A diferencia de la disminución de migrantes mexicanos o canadienses, el éxodo masivo de niños centroamericanos hacia Estados Unidos no da tregua. Desde octubre pasado, ya son 52.000 los menores de 17 años capturados por oficiales de control fronterizo en el país del norte. Se estima que esta cifra podría alcanzar los 90.000 este año, sin contar aquéllos que logran escabullirse, están en camino, los que mueren o son secuestrados.
Como lo informó PanAm Post, los menores huyen principalmente de naciones devastadas por la pobreza, la criminalidad y la violencia, como Honduras, Guatemala y El Salvador. Muchas familias toman la drástica decisión de mandar a los jóvenes a una travesía de miles de kilómetros debido a que son asediadas por las maras, pandillas que quieren reclutarlos en sus filas. Otros tratan de reunirse con parientes ya radicados en los EE.UU., o sencillamente buscan poder estudiar, trabajar y vivir en paz.

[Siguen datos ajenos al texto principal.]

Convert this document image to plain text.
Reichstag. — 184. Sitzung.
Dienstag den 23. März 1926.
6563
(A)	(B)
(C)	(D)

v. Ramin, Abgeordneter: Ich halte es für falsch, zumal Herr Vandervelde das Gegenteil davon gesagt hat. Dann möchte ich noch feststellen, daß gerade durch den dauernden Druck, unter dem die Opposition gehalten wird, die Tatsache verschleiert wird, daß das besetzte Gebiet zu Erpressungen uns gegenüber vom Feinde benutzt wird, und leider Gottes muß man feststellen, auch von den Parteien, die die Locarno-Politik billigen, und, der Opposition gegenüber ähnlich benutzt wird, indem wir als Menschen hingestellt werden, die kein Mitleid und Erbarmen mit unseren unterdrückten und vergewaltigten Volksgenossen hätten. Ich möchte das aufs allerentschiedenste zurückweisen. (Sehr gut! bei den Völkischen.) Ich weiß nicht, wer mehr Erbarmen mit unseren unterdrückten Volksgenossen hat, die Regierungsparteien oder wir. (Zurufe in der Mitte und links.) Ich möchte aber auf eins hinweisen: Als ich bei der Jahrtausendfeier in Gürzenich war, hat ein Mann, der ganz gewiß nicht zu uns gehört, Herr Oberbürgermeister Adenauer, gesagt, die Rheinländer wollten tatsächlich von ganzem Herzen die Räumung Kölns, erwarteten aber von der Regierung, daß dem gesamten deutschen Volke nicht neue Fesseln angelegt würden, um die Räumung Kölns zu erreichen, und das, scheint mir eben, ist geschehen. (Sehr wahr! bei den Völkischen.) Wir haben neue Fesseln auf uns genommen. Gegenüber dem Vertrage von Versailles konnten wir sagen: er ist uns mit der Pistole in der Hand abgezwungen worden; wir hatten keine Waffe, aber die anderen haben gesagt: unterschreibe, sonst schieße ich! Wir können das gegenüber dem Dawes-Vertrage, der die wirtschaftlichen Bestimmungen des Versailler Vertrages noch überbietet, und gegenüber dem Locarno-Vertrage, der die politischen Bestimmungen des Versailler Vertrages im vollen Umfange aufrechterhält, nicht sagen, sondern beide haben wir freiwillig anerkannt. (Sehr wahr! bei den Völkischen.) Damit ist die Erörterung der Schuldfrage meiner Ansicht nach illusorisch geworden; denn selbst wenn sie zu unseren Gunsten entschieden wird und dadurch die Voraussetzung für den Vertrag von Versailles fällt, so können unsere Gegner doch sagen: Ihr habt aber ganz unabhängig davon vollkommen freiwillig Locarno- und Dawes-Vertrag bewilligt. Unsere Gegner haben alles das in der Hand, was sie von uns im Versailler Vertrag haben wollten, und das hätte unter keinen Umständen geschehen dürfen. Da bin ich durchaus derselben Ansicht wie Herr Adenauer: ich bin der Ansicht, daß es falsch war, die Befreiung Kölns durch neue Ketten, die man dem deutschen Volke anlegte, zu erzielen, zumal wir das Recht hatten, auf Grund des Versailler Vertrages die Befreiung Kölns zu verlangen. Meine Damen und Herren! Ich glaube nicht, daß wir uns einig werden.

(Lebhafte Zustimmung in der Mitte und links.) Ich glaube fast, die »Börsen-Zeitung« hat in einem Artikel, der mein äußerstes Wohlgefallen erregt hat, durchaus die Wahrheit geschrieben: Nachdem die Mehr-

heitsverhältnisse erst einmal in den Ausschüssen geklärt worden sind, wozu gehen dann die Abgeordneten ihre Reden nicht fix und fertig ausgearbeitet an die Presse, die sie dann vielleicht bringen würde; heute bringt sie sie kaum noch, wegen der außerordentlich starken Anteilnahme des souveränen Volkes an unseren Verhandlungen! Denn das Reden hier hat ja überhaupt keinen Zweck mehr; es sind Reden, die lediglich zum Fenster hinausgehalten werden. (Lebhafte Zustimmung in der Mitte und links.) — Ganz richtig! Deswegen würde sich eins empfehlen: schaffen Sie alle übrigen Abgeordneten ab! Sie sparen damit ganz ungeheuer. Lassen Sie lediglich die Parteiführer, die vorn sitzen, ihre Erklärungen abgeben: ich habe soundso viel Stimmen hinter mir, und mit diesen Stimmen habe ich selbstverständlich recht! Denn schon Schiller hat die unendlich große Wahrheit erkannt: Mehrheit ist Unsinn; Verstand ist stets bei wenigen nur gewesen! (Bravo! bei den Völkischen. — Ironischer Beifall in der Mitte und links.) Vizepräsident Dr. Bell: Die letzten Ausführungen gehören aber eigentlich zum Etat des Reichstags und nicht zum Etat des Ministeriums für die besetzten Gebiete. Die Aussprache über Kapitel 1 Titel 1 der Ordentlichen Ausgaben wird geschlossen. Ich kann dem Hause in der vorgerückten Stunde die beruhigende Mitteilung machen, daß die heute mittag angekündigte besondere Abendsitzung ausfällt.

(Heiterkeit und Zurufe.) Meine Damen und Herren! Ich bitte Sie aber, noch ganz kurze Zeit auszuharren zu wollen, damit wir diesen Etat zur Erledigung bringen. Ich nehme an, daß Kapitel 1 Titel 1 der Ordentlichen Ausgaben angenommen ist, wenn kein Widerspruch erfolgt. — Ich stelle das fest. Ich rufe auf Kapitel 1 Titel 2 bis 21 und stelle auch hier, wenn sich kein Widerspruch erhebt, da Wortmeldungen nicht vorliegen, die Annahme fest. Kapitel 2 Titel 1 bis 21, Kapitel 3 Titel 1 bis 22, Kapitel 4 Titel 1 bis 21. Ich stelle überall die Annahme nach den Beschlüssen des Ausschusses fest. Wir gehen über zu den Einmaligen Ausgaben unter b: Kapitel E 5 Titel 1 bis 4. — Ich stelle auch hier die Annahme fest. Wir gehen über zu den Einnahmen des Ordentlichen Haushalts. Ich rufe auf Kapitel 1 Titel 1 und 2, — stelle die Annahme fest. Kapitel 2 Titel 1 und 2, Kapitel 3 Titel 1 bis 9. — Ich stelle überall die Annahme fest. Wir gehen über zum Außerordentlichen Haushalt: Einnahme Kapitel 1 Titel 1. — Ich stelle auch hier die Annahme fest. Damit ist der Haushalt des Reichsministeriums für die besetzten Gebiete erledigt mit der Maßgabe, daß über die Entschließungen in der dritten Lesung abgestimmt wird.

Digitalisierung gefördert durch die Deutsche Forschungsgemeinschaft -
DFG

Según la legislación estadounidense, estos niños capturados no pueden ser deportados automáticamente, sino que deben permanecer en refugios hasta que un juez dictamine sobre el caso. Ante la avalancha de menores inmigrantes, la semana pasada el Vicepresidente de EE.UU., Joe Biden, se reunió con el Presidente de Guatemala Otto Pérez Molina para buscar una solución; y esta semana delegados de varias naciones de Centro América acordaron solicitar al gobierno estadounidense mayor consideración por los niños, mientras desarrollan estrategias locales para disminuir la pobreza y la violencia infantil.
Sin embargo, nadie parece atacar la raíz del problema. Así como los productos más baratos logran atravesar fronteras en busca de gente que esté dispuesta a pagar más por ellos, las personas seguirán ignorándolas para ir a un lugar donde puedan vivir mejor. Tanto más cuanto el riesgo de permanecer en sus países significa una vida miserable.
Es hora de evocar una gran frase de un político estadounidense: Tear down the walls. Por la dignidad y la prosperidad de todos.